Token budget per user/team configured
Cost alerts at 50%, 80%, 100% of budget
Semantic caching for common queries
Model tier optimization (mini for simple, full for complex)
Cost dashboard accessible to stakeholders

Monitoring & Operations

Application Insights with custom AI metrics
Distributed tracing across agent interactions
Alerts for latency, errors, cost, quality degradation
Runbook for common incidents (rate limits, model outage)
On-call rotation for AI-specific issues

Key Takeaways

AI is an API problem, not a magic problem. Apply the same engineering rigor you’d use for any production API — rate limiting, caching, circuit breaking, monitoring.
Container Apps is the sweet spot.
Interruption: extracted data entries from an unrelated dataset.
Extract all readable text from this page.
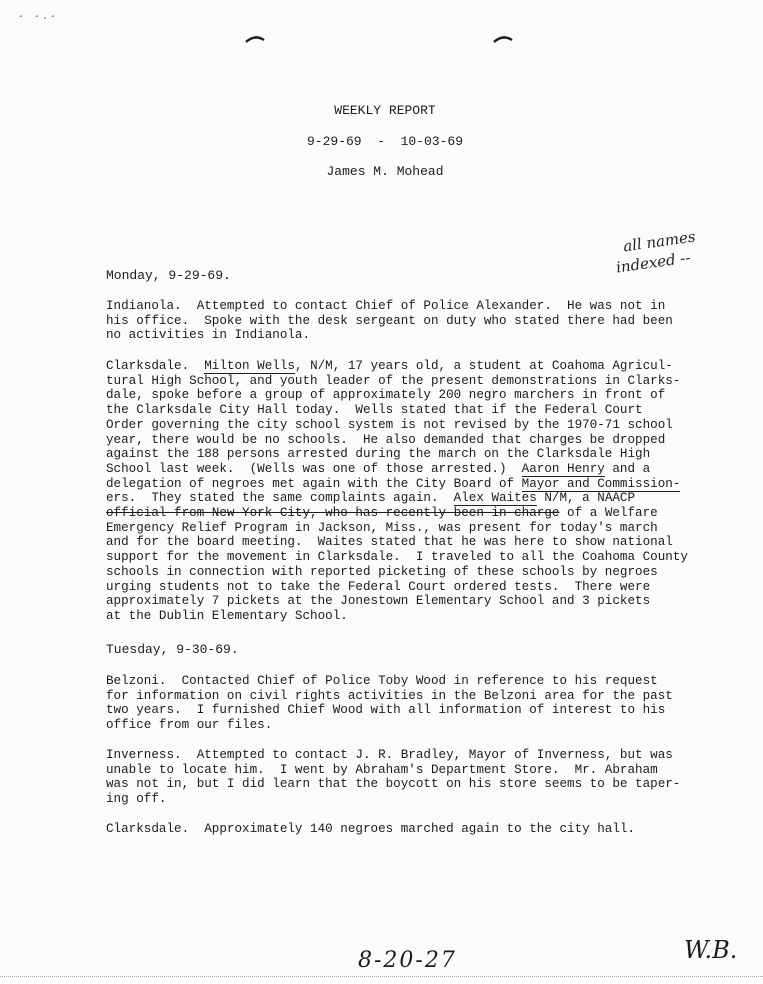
- -.-
WEEKLY REPORT
9-29-69  -  10-03-69
James M. Mohead
all names
indexed --
Monday, 9-29-69.
Indianola.  Attempted to contact Chief of Police Alexander.  He was not in
his office.  Spoke with the desk sergeant on duty who stated there had been
no activities in Indianola.
Clarksdale.  Milton Wells, N/M, 17 years old, a student at Coahoma Agricul-
tural High School, and youth leader of the present demonstrations in Clarks-
dale, spoke before a group of approximately 200 negro marchers in front of
the Clarksdale City Hall today.  Wells stated that if the Federal Court
Order governing the city school system is not revised by the 1970-71 school
year, there would be no schools.  He also demanded that charges be dropped
against the 188 persons arrested during the march on the Clarksdale High
School last week.  (Wells was one of those arrested.)  Aaron Henry and a
delegation of negroes met again with the City Board of Mayor and Commission-
ers.  They stated the same complaints again.  Alex Waites N/M, a NAACP
official from New York City, who has recently been in charge of a Welfare
Emergency Relief Program in Jackson, Miss., was present for today's march
and for the board meeting.  Waites stated that he was here to show national
support for the movement in Clarksdale.  I traveled to all the Coahoma County
schools in connection with reported picketing of these schools by negroes
urging students not to take the Federal Court ordered tests.  There were
approximately 7 pickets at the Jonestown Elementary School and 3 pickets
at the Dublin Elementary School.
Tuesday, 9-30-69.
Belzoni.  Contacted Chief of Police Toby Wood in reference to his request
for information on civil rights activities in the Belzoni area for the past
two years.  I furnished Chief Wood with all information of interest to his
office from our files.
Inverness.  Attempted to contact J. R. Bradley, Mayor of Inverness, but was
unable to locate him.  I went by Abraham's Department Store.  Mr. Abraham
was not in, but I did learn that the boycott on his store seems to be taper-
ing off.
Clarksdale.  Approximately 140 negroes marched again to the city hall.
8-20-27	W.B.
For most AI agent workloads, Container Apps gives you auto-scaling (including zero), Dapr integration, and managed infrastructure without Kubernetes complexity.
APIM is your AI control plane. Semantic caching, token metering, load balancing across regions, and prompt injection detection — all in one gateway.
Stream everything. Users don’t mind waiting 3 seconds for an answer if they see tokens appearing after 200ms. Streaming is non-negotiable for interactive AI.
Cost is the silent killer. A runaway AI agent can burn through thousands of dollars in hours. Token budgets, semantic caching, and model tier optimization are as important as the AI logic itself.

> FrootAI T3 — Production AI is where engineering meets intelligence. Build it like infrastructure. Monitor it like a service. Budget it like a business.